The Mumbai Indians, chasing the big target, got off to the worst possible start, with Glenn Maxwell losing his wicket in the first over of Praveen Kumar. The Australian top-edged a delivery from the Kings XI bowler, with Manan Vohra completing the catch at third man.

Aditya Tare picked up from where he left off in the last game, scoring two fours and two sixes in little time, but could not carry on as Sandeep Sharma castled the batsman after a quickfire 12-ball 22 (2x4, 2x6).

Ambati Rayudu also got off to a decent start, scoring 26 runs (22b, 3x4), but again failed to capitalize, caught behind by Gilchrist off Parwinder Awana, as Kings XI tightened the noose.

Mumbai Indians backed themselves to a corner further with Dinesh Karthik, for a duck, and Rohit Sharma (25, 25b, 2x4, 1x6) also walking back to the pavilion. Piyush Chawla (two for 20) with both the wickets, as Mumbai Indians were left reeling on 78 for five needing another 106 runs from eight overs.

Kieron Pollard was the next batsman to get past 20 before being dismissed, holing out to David Miller off Sandeep Sharma, a ball after finding being caught at long-off off a free hit.

The game was over bar the shouting at that point as the Kings XI saw the rest of the overs through, with Gilchrist rather fittingly picking up the final wicket that of Harbhajan Singh, to end the tournament on a bright note.

Earlier, Kings XI got themselves out of early trouble to post a big total courtesy a huge partnership between Shaun Marsh and Azhar Mahmood.

Mandeep Singh was the first batsman to go for Kings XI with just two runs on the board for his side. Rishi Dhawan was the wicket-taker, with Mandeep spooning a catch straight to Kieron Pollard at mid-off while attempting a drive.

Adam Gilchrist, unfortunately, did not have a memorable farewell, with the left-hander castled by Nathan Coulter-Nile for just five in his last IPL match, and probably any big match of note.

Then came the innings-turning partnership of 148 from just 14.2 overs between Mahmood and Marsh.

The two complemented each other brilliantly with both players taking turns towards smashing the Mumbai Indians bowlers to smithereens.

First, Marsh got things going with a treble of boundaries in three balls off Dhawal Kulkarni, with the bowler then having to walk off the field with a side strain.

Mahmood continued the assault a couple of overs later, spanking Lasith Malinga for three fours and a six in the same over, which yielded 20 runs - Malinga would have the final say in the innings, though.

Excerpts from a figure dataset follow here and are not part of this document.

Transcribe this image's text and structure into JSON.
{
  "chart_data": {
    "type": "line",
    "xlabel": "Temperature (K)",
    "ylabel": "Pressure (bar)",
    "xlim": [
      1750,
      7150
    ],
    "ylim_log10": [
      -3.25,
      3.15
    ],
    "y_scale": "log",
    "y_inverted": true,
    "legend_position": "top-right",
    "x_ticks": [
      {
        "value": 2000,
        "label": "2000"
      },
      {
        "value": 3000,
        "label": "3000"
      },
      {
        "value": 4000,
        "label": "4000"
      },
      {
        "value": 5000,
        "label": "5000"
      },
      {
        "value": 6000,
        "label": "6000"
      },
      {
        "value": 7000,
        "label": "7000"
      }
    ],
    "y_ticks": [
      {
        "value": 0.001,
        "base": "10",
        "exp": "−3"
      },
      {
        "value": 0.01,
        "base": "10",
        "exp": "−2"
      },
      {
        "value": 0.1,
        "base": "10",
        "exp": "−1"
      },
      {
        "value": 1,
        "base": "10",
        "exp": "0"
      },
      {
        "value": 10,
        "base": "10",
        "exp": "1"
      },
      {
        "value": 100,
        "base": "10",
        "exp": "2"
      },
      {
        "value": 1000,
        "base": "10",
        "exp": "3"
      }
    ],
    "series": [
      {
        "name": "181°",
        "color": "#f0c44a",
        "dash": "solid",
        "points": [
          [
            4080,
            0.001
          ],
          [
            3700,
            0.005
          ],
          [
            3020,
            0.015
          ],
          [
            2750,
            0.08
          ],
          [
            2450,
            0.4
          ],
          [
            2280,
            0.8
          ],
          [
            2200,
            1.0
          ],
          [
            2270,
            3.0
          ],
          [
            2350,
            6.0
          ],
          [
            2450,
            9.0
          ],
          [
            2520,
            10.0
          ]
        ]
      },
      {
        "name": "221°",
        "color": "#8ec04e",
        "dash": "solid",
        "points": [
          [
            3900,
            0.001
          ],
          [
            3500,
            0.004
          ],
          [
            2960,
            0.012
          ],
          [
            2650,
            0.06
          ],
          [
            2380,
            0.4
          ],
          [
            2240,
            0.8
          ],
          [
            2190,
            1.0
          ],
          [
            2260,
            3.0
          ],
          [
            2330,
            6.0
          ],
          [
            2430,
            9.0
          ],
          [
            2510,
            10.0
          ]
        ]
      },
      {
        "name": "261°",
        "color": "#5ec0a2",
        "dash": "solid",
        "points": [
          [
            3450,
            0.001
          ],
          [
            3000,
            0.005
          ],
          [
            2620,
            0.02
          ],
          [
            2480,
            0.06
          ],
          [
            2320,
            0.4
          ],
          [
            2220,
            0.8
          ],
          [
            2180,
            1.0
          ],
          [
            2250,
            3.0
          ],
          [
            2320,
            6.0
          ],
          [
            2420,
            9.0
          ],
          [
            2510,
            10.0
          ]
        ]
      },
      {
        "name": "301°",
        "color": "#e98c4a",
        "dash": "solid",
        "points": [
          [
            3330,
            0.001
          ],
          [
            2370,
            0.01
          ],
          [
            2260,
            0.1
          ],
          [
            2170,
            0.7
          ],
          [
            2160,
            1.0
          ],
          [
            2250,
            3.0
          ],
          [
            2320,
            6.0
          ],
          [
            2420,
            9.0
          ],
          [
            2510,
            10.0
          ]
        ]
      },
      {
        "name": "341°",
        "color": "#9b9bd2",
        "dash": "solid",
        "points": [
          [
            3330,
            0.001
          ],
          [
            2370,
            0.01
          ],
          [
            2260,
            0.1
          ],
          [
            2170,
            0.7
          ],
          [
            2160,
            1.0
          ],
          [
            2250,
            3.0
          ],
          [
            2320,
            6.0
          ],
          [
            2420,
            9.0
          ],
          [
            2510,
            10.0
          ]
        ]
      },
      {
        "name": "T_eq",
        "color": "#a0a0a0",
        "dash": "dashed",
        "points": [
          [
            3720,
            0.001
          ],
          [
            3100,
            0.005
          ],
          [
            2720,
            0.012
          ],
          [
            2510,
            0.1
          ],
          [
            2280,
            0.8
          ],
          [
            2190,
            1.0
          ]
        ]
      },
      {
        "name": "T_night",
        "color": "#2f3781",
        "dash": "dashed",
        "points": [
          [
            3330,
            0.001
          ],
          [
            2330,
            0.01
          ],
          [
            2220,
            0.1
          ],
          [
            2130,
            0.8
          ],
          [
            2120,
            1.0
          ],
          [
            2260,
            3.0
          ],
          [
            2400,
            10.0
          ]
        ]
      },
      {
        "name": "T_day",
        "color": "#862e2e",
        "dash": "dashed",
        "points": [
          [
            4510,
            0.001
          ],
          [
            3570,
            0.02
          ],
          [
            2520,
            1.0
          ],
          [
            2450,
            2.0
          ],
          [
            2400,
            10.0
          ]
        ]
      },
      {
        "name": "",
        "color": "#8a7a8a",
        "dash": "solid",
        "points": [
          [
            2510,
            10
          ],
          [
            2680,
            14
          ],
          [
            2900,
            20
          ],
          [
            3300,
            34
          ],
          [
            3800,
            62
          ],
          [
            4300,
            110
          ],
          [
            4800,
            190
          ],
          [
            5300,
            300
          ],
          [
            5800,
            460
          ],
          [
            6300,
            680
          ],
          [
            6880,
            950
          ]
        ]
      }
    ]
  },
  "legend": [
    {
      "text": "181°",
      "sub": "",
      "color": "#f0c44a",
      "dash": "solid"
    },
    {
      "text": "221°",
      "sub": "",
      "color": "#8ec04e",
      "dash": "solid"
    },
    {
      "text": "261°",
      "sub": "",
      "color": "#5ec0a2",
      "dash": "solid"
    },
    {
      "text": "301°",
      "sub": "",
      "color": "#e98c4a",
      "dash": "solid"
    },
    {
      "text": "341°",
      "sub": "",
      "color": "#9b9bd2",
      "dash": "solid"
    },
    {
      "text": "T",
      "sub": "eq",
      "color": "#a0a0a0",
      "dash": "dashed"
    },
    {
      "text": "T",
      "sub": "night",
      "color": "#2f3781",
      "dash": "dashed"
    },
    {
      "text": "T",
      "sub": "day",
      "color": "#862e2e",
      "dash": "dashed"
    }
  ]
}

Kings XI raced to 80 for two at the halfway mark, before reaching 143 after 16 overs at a run rate of 8.93. Harbhajan Singh was the man to break the partnership, disturbing the leg stump of Marsh (63, 47b, 11x4), while the Australian attempted a slog across the line.

Mahmood then went next over - the 18th over of the innings - with Malinga trapping the Pakistani all-rounder in front of the wicket after a brilliantly played 44-ball 80 (8x4, 4x6).

Then there was just a procession of wickets really in the final couple of overs, with Kings XI losing four wickets, two of those to Malinga, who became the first bowler in the IPL to reach 100 wickets.